George R. R. Martin, autor bestsellerowej sagi „Gra o tron” i John Grisham, znany z kryminałów i politycznych thrillerów wraz z grupą kilkunastu innych znanych amerykańskich pisarzy wnieśli pozew do sądu federalnego w San Francisco. Pisarze podjęli kroki prawne, oskarżając firmę o naruszenie praw autorskich i wykorzystanie ich dzieł do stworzenia modelu językowego ChatGPT.
Oskarżenia wobec OpenAI
Oskarżenia George’a R. R. Martina i Johna Grishama wobec OpenAI są poważne. Twórcy twierdzą, że firma bez ich zgody i zezwolenia wykorzystała ich książki do treningu modelu ChatGPT. Według prawników reprezentujących pisarzy, działania OpenAI to „systematyczna kradzież na masową skalę”. Zarzuty te otwierają ważną debatę na temat granic używania tekstów do szkolenia algorytmów generatywnej sztucznej inteligencji.
Skrzywdzeni twórcy
W swoim pozwie zbiorowym George R. R. Martin, John Grisham i inni pisarze wyrażają obawy o swoje źródła utrzymania. Twierdzą, że modele językowe, takie jak ChatGPT, pozwalają każdemu tworzyć teksty za darmo lub po bardzo niskich kosztach, co bezpośrednio wpływa na utratę możliwości zarabiania na swojej pracy pisarskiej. Autorzy obawiają się, że mogą stracić kontrolę nad swoim dorobkiem, a ich unikalne style twórcze zostaną użyte do celów komercyjnych bez ich zgody.

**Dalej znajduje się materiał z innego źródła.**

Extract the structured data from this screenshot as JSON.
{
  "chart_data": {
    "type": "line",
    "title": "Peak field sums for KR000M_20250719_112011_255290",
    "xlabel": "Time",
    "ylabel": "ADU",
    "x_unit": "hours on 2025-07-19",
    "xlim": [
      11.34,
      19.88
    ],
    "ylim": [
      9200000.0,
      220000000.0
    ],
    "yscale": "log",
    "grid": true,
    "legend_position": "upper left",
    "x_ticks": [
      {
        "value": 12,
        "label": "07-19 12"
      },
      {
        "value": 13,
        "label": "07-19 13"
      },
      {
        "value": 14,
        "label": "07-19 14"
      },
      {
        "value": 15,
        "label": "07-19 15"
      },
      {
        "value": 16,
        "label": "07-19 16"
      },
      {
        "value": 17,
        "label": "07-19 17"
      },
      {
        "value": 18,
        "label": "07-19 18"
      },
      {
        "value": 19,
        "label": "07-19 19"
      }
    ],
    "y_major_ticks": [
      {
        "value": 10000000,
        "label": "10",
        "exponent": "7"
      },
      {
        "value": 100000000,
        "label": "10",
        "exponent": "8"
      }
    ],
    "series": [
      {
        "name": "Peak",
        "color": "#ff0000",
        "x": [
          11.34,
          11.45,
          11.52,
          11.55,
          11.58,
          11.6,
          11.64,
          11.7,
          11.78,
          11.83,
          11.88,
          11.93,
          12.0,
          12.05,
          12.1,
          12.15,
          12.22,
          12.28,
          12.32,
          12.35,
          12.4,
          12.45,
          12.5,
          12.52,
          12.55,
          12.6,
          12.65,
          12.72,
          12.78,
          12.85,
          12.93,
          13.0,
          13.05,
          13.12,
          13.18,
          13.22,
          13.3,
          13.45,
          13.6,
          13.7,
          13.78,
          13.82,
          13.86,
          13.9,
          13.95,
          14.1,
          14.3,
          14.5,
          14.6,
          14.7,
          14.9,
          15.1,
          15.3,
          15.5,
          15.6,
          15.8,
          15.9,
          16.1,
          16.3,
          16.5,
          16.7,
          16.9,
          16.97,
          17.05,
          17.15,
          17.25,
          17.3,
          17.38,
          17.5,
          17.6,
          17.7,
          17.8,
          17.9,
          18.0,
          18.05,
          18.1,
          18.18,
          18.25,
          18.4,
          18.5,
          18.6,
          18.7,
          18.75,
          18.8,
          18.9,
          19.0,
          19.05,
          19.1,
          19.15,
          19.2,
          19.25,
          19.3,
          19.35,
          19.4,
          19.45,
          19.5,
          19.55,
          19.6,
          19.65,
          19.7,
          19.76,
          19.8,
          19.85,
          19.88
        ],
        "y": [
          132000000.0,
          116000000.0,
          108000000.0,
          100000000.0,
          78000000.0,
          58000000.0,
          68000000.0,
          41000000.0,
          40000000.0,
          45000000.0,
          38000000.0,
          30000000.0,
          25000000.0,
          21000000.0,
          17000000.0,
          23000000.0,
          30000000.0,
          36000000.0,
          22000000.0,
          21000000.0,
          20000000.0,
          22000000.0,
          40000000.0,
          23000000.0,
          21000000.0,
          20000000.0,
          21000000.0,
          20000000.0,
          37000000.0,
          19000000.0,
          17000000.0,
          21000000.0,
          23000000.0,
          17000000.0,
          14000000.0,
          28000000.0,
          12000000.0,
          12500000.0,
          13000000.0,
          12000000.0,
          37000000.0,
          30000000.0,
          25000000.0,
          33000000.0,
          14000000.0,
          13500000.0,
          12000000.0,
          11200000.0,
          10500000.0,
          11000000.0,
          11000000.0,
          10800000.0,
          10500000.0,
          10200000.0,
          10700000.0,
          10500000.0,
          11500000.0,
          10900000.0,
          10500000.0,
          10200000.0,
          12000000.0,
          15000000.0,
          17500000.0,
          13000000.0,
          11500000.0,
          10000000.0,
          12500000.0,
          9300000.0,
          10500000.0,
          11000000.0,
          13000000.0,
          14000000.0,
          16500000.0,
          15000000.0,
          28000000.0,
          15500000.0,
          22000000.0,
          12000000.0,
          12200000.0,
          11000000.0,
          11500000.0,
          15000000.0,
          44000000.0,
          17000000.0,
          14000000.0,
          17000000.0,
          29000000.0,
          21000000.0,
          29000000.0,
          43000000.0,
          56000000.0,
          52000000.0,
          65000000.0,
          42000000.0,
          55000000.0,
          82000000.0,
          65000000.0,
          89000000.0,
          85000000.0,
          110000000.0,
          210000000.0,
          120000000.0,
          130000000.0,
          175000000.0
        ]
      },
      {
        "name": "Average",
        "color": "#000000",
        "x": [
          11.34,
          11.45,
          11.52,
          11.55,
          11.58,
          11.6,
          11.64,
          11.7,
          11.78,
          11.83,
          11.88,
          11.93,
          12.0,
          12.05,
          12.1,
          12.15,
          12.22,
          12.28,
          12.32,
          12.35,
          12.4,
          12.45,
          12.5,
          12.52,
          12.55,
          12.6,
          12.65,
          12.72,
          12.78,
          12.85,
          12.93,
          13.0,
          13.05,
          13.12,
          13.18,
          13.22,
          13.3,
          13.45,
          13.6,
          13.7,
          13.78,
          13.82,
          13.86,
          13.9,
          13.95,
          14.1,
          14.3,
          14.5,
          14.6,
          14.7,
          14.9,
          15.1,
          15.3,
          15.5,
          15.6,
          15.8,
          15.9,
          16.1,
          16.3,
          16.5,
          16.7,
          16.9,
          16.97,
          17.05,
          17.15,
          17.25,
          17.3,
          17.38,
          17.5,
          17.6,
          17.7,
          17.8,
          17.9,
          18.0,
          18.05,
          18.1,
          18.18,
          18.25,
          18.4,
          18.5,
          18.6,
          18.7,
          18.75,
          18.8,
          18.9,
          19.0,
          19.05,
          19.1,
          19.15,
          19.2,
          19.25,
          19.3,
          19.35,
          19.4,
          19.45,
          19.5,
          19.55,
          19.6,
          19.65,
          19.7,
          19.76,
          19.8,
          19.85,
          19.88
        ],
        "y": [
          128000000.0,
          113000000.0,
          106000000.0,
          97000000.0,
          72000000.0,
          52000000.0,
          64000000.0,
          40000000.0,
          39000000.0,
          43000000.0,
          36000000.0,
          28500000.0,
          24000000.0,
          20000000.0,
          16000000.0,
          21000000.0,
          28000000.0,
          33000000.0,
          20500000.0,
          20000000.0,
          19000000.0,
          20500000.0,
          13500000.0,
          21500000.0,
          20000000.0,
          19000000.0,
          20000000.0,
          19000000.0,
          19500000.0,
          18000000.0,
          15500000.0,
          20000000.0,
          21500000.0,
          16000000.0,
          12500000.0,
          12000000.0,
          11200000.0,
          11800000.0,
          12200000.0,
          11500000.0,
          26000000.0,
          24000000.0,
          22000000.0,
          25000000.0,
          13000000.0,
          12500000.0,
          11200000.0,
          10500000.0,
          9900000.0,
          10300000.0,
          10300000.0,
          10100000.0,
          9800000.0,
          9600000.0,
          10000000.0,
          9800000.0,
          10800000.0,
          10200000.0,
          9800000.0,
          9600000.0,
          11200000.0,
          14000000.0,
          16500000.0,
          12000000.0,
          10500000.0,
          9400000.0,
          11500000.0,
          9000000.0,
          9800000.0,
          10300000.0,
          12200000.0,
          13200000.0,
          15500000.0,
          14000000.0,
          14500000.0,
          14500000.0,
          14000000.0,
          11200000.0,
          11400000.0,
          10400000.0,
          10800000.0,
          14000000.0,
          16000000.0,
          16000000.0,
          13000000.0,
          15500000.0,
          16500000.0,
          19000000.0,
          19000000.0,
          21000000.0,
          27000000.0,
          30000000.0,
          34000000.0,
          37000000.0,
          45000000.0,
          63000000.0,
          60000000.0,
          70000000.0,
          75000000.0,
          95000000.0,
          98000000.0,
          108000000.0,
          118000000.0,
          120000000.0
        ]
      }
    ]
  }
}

Generatywna sztuczna inteligencja a tworzenie treści pochodnych
Według prawników reprezentujących pisarzy, narzędzia generatywnej sztucznej inteligencji, takie jak ChatGPT, mogą być wykorzystywane do tworzenia treści pochodnych, które naśladują styl twórców literatury. To otwiera pole do powstania nieautoryzowanych adaptacji dzieł literackich, co może naruszać prawa autorskie i prawo do kontrolowania własnej twórczości.
Sztuczna inteligencja kontra artyści
Nie tylko literaci, ale także artyści w innych dziedzinach, takie jak malarze, kompozytorzy i twórcy muzyki, czują się coraz bardziej pokrzywdzeni w obliczu rosnącego wpływu generatywnej sztucznej inteligencji na tworzenie dzieł artystycznych. Twórcy obawiają się, że narzędzia oparte na sztucznej inteligencji mogą być wykorzystywane do automatycznego generowania obrazów, kompozycji muzycznych i innych form artystycznych, co może prowadzić do utraty unikalności ich prac oraz utrudniać zarabianie na swoim talencie. To zjawisko stawia przed nami ważne pytania dotyczące granic między tworzeniem artystycznym a technologią, a także konieczności rozważenia regulacji, które chroniłyby prawa twórców w erze rozwijającej się sztucznej inteligencji.
Debata o przyszłości sztucznej inteligencji i prawach autorskich
Pozew wniesiony przez amerykańskich pisarzy przeciwko OpenAI rzuca światło na bardzo istotne sprawy związane z przyszłością sztucznej inteligencji i praw autorskich. Jak daleko można sięgać w wykorzystywaniu tekstu do szkolenia algorytmów? Czy modele językowe powinny podlegać rygorystycznym regulacjom, aby chronić twórców literatury? To pytania, na które trudno znaleźć jednoznaczną odpowiedź, a ich rozwiązanie będzie miało ogromny wpływ na przyszłość zarówno literatury, jak i technologii.
Sprawa George’a R. R. Martina i Johna Grishama przyciągnęła uwagę mediów na całym świecie i będzie śledzona z dużym zainteresowaniem przez wszystkich, którzy interesują się zarówno literaturą, jak i rozwojem sztucznej inteligencji. To dopiero początek debaty, która będzie miała długotrwałe konsekwencje dla obu tych dziedzin. O sprawie poinformował francuski dziennik Le Figaro.